Why use an external term breaker or prefilter library

Full text search in SQL Anywhere is performed using a text index. Each value in a column on which a text index has been built is referred to as a document. When a text index is created, each document is processed by a built-in term breaker specified in the text configuration of the text index to determine the terms (also referred to as tokens) contained in the document, and the positions of the terms in the document. The built-in term breaker is also used to perform term breaking on the documents (text components) of a query string. For example, the query string 'rain or shine' consists of two documents, 'rain' and 'shine', connected by the OR operator. The built-in term breaker algorithm specified in the text configuration is also used to break the stoplist into terms, and to break the input of the sa_char_terms system procedure into terms.

Depending on the needs of your application, you may find some behaviors of the built-in GENERIC term breaker to be undesirable or limiting and NGRAM term breaker not suitable for the needs of the application. For example, the built-in GENERIC term breaker does not offer language-specific term breaking. Here are some other reasons you may want to implement custom term breaking:

  • No language-specific term breaking   Linguistic rules with respect to what constitutes a term differs from one language to another. Consequently, term breaking rules are different from one language to another.
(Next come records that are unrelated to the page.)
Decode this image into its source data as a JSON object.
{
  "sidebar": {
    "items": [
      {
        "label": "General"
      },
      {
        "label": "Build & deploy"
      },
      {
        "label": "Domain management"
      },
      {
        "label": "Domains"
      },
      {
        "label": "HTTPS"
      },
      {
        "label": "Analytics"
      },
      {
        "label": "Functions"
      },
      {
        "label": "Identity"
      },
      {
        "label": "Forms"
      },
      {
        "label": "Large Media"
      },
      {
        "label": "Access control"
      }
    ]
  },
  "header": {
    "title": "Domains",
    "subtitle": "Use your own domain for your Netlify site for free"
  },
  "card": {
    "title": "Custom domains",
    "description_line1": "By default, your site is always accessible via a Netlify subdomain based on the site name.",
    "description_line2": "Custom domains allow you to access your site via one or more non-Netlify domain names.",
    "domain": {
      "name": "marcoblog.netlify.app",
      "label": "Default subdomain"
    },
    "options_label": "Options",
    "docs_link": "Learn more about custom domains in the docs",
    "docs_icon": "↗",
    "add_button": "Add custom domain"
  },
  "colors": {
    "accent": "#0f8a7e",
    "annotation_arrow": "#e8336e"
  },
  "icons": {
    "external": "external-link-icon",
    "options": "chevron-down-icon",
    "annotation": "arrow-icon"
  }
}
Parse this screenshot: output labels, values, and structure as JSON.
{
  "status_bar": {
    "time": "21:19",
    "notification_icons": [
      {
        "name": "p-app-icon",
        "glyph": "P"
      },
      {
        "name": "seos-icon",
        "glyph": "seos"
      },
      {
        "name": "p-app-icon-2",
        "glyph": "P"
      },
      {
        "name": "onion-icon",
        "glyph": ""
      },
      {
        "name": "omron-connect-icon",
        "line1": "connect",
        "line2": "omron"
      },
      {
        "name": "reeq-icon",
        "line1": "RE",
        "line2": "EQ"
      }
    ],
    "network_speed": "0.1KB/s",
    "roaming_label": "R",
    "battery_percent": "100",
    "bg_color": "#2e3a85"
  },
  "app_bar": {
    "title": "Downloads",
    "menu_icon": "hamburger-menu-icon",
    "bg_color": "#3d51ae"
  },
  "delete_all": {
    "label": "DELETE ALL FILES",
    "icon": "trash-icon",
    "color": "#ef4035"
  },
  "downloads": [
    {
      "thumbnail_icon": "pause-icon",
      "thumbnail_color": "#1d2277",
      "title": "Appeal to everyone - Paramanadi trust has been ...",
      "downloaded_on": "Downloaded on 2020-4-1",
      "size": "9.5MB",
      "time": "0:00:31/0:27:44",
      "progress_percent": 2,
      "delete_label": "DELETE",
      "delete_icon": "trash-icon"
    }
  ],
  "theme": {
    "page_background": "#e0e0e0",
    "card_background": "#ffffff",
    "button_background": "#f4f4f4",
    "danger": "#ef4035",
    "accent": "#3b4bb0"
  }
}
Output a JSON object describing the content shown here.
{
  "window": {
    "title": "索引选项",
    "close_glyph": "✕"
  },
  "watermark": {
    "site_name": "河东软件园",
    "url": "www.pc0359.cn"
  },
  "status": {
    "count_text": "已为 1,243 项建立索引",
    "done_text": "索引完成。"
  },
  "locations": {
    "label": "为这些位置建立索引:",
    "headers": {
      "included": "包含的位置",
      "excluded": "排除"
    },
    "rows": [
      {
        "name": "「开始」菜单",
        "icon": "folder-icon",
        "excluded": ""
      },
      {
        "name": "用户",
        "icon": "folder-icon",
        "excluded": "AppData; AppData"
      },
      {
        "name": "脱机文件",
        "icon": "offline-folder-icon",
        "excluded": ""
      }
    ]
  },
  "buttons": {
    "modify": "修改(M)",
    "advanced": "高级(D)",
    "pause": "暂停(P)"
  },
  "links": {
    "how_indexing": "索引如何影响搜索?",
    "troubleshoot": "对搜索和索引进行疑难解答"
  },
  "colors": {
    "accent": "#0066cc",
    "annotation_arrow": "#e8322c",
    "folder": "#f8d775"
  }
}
The built-in term breakers do not offer language-specific term breaking rules.

  • Handling of words with apostrophes   The word "they'll" is treated as "they ll" by the built-in GENERIC term breaker. However, you could design a custom GENERIC term breaker that treats the apostrophe as part of the word.

  • No support for term replacement   You cannot specify replacements for a term. For example, when indexing the word "they'll", you might want to store it as two terms: they and will. Likewise, you may want to use term replacement to perform a case insensitive search on a case sensitive database.

SQL Anywhere also allows you to use external prefilter libraries to perform prefiltering on data before it is indexed. Prefiltering allows you to extract only the textual content you want indexed from a document. For example, suppose you want to create a text index on a column containing XML values. A prefilter allows you to filter out the XML tags so that they are not indexed with the content.

SQL Anywhere provides an API you can use to access custom and 3rd party prefilter and term breaker libraries when creating and updating full text indexes. This means you can use external libraries to take document formats like XML, PDF, and Word and remove unwanted terms and content before indexing their content.

Some sample prefilter and term breaker libraries are included in your Samples directory to help you design your own, or you can use the API to access 3rd party libraries. If Microsoft Office is installed on the system running the database server then IFilters for Office documents such as Word and Excel are available. If the server has Acrobat Reader installed, then a PDF IFilter is likely available.

Note

External NGRAM term breakers are not supported.